Stephen Schultz called “among the most flawless artists on the Baroque flute” by the San Jose Mercury News and “flute extraordinaire” by the New Jersey Star-Ledger, plays solo and Principal flute with the Philharmonia Baroque Orchestra and Musica Angelica and performs with other leading Early music groups such as Tafelmusik Baroque Orchestra, Apollo’s Fire, Portland Baroque Orchestra, Wiener Akademie, and Chatham Baroque. Concert tours have taken him throughout Europe and North and South America with featured appearances at the Musikverein in Vienna, Walt Disney Concert Hall in Los Angeles, Royal Albert Hall in London, Concertgebouw in Amsterdam, Teatro Colón in Buenos Aires, Carnegie Hall, and the Library of Congress.
A graduate of the Royal Conservatory of Music in Holland, Schultz also holds several degrees from the California Institute of the Arts and the California State University of San Francisco. Currently he is an Associate Teaching Professor in Music History and Flute at Carnegie Mellon University and director of the Carnegie Mellon Baroque Orchestra. Mr. Schultz has also been a featured faculty member of the Jeanne Baxtresser International Flute Master Class at Carnegie Mellon University and has taught at the Juilliard School and the International Baroque Institute at Longy School of Music.

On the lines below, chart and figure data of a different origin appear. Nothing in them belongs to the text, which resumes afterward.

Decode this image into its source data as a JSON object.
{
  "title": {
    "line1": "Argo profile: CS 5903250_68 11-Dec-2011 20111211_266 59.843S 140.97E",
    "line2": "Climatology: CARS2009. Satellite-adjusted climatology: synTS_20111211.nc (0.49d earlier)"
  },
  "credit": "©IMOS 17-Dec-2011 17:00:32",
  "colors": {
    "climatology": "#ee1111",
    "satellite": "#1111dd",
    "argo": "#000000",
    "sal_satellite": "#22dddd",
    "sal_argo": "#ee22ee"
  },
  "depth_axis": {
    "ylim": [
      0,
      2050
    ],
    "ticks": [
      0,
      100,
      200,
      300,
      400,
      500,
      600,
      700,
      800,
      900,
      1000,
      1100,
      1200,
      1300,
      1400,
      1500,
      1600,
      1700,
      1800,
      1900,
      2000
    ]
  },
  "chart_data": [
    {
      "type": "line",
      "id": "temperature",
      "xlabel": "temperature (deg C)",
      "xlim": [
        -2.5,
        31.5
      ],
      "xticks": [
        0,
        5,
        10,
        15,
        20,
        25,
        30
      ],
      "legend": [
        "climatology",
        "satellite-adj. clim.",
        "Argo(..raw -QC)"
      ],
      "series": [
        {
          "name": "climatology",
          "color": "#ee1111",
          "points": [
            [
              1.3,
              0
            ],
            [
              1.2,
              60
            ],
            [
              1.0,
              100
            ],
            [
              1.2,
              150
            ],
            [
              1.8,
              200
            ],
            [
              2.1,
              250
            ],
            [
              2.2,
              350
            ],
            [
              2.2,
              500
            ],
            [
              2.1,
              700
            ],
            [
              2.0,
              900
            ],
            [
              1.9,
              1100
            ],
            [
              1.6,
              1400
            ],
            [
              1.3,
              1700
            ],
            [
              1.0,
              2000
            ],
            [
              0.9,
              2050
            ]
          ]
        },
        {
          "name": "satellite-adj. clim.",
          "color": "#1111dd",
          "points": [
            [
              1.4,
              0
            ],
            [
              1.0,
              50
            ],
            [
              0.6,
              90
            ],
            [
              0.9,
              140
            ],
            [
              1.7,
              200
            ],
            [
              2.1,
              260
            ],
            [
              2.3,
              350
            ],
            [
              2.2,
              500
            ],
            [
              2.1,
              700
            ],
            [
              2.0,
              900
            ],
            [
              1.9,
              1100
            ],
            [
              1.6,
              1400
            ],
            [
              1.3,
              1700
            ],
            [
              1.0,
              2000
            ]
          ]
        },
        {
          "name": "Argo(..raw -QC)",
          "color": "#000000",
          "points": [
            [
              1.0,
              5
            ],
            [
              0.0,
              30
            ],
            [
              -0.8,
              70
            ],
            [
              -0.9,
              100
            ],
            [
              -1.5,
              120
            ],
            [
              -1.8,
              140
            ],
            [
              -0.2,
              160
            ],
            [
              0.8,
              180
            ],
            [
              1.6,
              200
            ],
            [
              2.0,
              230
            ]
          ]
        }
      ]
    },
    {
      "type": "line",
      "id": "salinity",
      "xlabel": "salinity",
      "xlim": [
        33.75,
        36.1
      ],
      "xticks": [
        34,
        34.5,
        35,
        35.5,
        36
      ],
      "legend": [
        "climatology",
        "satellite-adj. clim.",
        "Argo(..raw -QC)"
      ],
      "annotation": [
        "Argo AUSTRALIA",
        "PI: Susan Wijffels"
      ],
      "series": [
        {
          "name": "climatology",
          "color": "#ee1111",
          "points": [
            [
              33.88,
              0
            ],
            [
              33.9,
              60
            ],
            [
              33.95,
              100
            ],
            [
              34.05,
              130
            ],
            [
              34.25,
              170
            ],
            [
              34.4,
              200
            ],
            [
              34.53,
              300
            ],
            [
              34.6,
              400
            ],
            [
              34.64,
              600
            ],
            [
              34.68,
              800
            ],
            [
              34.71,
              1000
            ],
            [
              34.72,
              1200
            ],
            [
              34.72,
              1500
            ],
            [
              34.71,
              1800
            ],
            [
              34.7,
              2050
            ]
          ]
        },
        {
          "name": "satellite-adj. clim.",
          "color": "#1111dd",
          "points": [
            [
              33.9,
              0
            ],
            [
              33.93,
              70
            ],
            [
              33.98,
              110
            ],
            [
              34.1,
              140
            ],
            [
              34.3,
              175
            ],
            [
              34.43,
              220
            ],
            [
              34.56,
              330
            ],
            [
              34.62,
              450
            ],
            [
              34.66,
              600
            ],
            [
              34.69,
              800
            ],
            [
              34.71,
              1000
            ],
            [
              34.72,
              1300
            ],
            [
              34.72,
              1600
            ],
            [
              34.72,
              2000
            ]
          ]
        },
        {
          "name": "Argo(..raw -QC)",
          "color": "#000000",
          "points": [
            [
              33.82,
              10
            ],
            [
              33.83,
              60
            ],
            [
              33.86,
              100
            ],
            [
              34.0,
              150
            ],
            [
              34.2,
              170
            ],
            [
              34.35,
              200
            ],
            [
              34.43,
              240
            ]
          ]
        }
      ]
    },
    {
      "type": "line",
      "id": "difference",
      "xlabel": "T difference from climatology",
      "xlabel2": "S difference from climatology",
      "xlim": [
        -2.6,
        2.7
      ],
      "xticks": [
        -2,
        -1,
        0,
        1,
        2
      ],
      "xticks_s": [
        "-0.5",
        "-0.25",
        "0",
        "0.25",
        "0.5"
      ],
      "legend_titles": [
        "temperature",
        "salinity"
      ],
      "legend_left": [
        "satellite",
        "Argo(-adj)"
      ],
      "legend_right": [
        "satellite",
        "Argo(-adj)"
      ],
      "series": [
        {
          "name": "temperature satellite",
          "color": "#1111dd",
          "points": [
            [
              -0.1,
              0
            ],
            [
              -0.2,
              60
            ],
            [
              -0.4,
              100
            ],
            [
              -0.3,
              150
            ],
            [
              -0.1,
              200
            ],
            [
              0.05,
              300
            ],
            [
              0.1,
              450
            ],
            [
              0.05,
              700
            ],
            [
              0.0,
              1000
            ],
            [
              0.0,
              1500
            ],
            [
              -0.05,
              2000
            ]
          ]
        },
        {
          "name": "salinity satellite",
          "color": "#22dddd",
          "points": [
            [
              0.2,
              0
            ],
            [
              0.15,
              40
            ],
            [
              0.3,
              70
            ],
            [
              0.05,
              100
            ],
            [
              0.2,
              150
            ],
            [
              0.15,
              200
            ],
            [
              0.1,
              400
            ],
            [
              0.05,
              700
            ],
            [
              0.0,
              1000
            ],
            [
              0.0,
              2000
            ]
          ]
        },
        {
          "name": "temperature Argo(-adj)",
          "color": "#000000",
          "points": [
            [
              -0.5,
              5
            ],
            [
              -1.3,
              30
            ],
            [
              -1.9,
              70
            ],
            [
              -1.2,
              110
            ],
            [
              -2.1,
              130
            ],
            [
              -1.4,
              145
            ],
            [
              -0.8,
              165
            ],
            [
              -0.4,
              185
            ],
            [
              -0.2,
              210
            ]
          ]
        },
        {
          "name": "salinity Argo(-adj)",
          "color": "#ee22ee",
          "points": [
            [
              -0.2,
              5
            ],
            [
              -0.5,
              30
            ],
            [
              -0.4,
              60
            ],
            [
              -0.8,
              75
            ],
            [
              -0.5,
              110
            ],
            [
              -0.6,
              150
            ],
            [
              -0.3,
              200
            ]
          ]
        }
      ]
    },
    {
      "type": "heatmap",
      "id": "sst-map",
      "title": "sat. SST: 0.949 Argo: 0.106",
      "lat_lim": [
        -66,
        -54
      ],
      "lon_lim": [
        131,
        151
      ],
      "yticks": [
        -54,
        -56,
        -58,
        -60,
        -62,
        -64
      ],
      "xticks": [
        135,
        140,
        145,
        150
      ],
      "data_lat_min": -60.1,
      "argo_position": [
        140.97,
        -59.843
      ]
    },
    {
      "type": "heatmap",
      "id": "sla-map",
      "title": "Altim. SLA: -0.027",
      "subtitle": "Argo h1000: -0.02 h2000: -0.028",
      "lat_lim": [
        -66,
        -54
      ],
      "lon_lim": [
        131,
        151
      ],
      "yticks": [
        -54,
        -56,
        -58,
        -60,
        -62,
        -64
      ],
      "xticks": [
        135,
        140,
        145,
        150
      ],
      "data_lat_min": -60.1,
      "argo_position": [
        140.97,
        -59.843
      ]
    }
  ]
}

As solo, chamber, and orchestral player, Schultz appears on over fifty recordings for such labels as Dorian, Naxos, Harmonia Mundi USA, Centaur, NCA, and New Albion. Schultz has produced and edited forty CDs for his colleagues and has also performed and recorded with world music groups such as D’CuCKOO and Haunted By Waters, using his electronically processed Baroque flute to develop alternative sounds that are unique to his instrument. He has been very active in commissioning new music written for his instrument and in 1998, Carolyn Yarnell wrote 10/18 for solo, processed Baroque Flute and dedicated it to Mr. Schultz. The Pittsburgh composer Nancy Galbraith wrote Traverso Mistico, which is scored for electric Baroque flute, solo cello, and chamber orchestra. It was given its world premiere at Carnegie Mellon University in April 2006 and this highly successful collaboration was followed in 2008 with Galbraith’s Night Train, Other Sun in 2009, and Effervescent Air in 2012.